I left, not hurriedly, through the lee door, then paused to see if anyone was interested enough in my departure to follow me out. And someone did follow me, almost immediately, but if he had any interest in my movements he wasn’t letting me see it. Gunther Jungbeck smiled at me briefly, indifferently, and hurried forward to the entrance to the passenger accommodation.

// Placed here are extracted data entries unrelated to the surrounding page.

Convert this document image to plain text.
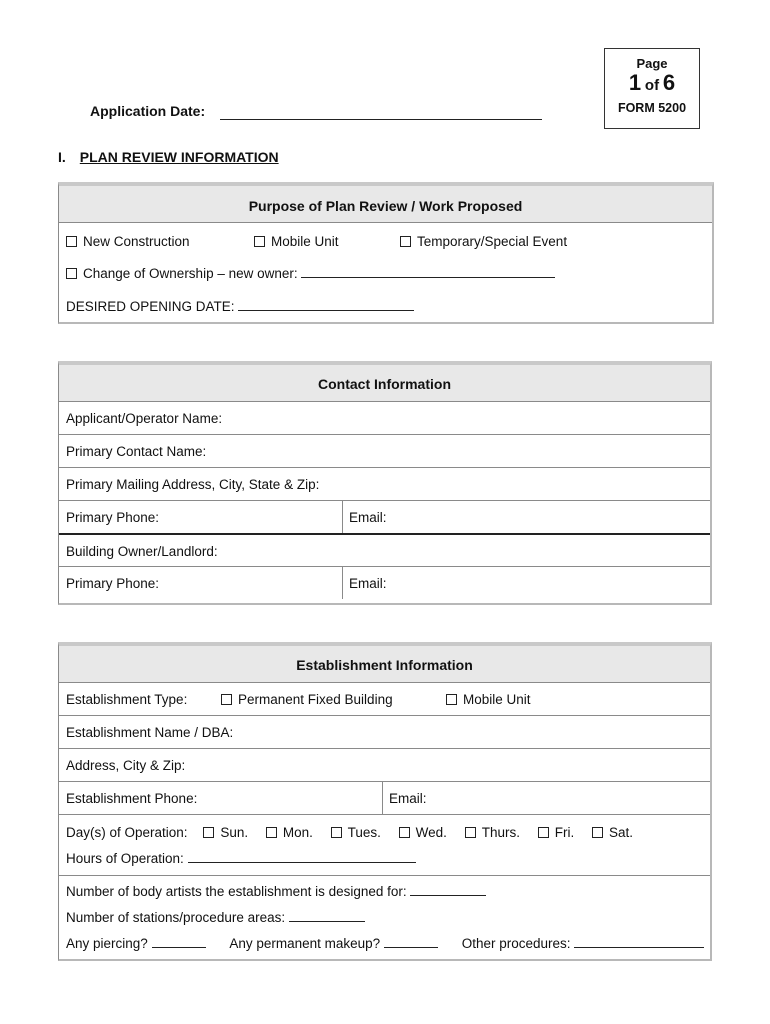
Page
1 of 6
FORM 5200
Application Date:
I. PLAN REVIEW INFORMATION
Purpose of Plan Review / Work Proposed
New Construction	Mobile Unit	Temporary/Special Event
Change of Ownership – new owner:
DESIRED OPENING DATE:
Contact Information
Applicant/Operator Name:
Primary Contact Name:
Primary Mailing Address, City, State & Zip:
Primary Phone:	Email:
Building Owner/Landlord:
Primary Phone:	Email:
Establishment Information
Establishment Type:	Permanent Fixed Building	Mobile Unit
Establishment Name / DBA:
Address, City & Zip:
Establishment Phone:	Email:
Day(s) of Operation: Sun.	Mon.	Tues.	Wed.	Thurs.	Fri.	Sat.
Hours of Operation:
Number of body artists the establishment is designed for:
Number of stations/procedure areas:
Any piercing?	Any permanent makeup?	Other procedures:
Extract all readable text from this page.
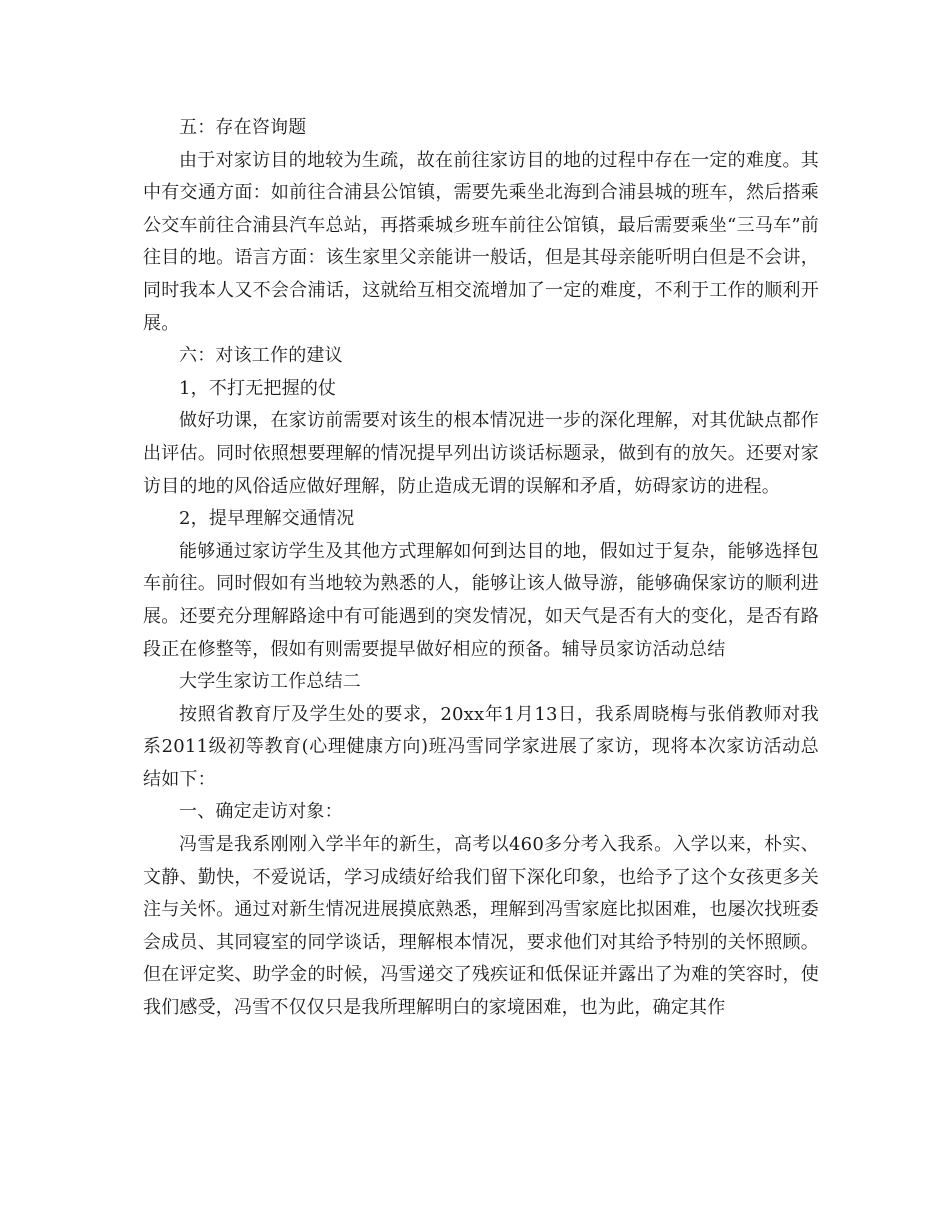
五：存在咨询题

由于对家访目的地较为生疏，故在前往家访目的地的过程中存在一定的难度。其中有交通方面：如前往合浦县公馆镇，需要先乘坐北海到合浦县城的班车，然后搭乘公交车前往合浦县汽车总站，再搭乘城乡班车前往公馆镇，最后需要乘坐“三马车”前往目的地。语言方面：该生家里父亲能讲一般话，但是其母亲能听明白但是不会讲，同时我本人又不会合浦话，这就给互相交流增加了一定的难度，不利于工作的顺利开展。

六：对该工作的建议

1，不打无把握的仗

做好功课，在家访前需要对该生的根本情况进一步的深化理解，对其优缺点都作出评估。同时依照想要理解的情况提早列出访谈话标题录，做到有的放矢。还要对家访目的地的风俗适应做好理解，防止造成无谓的误解和矛盾，妨碍家访的进程。

2，提早理解交通情况

能够通过家访学生及其他方式理解如何到达目的地，假如过于复杂，能够选择包车前往。同时假如有当地较为熟悉的人，能够让该人做导游，能够确保家访的顺利进展。还要充分理解路途中有可能遇到的突发情况，如天气是否有大的变化，是否有路段正在修整等，假如有则需要提早做好相应的预备。辅导员家访活动总结

大学生家访工作总结二

按照省教育厅及学生处的要求，20xx年1月13日，我系周晓梅与张俏教师对我系2011级初等教育(心理健康方向)班冯雪同学家进展了家访，现将本次家访活动总结如下：

一、确定走访对象：

冯雪是我系刚刚入学半年的新生，高考以460多分考入我系。入学以来，朴实、文静、勤快，不爱说话，学习成绩好给我们留下深化印象，也给予了这个女孩更多关注与关怀。通过对新生情况进展摸底熟悉，理解到冯雪家庭比拟困难，也屡次找班委会成员、其同寝室的同学谈话，理解根本情况，要求他们对其给予特别的关怀照顾。但在评定奖、助学金的时候，冯雪递交了残疾证和低保证并露出了为难的笑容时，使我们感受，冯雪不仅仅只是我所理解明白的家境困难，也为此，确定其作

I waited a few more seconds, then climbed up the vertical steel ladder to the boat deck, immediately abaft the bridge and radio office.

I circled the funnel and engine intake fans casing and found no one there. I hadn’t expected to, even a polar bear wouldn’t have hung around that bitter and totally exposed boat deck without a very compelling reason. I moved aft by one of our two motorized lifeboats, took what illusory shelter I could find beside a ventilator and peered out over the after-deck.

For the first few moments I could see nothing, nothing, that was, that was likely to be of any interest to me, not so much because of the driving snow as the fact that all objects crowding the after-deck – and there were well over a score of them, ranging from fuel drums to a sixteen-foot work-boat on a special cradle – were so deeply shrouded in their shapeless cocoons of snow that, in most cases, it was virtually impossible to decide upon not only their identity but whether they were inanimate or not. Not until any of them might move.

One of the cocoons stirred, a slender ghostly form detaching itself from the shelter of a square bulky object which I knew to be the cabin for a Sno-Cat. The figure half-turned in my direction and although the face was almost entirely hidden by a hand that held both sides of the parka hood closed against the snow, enough of straw-coloured hair showed to let me identify the only person aboard with that colour of hair. Almost at once she was joined by a person moving into my line of vision from behind the break of the boat deck and I didn’t even have to see the thin ascetic face to know that this was Heissman.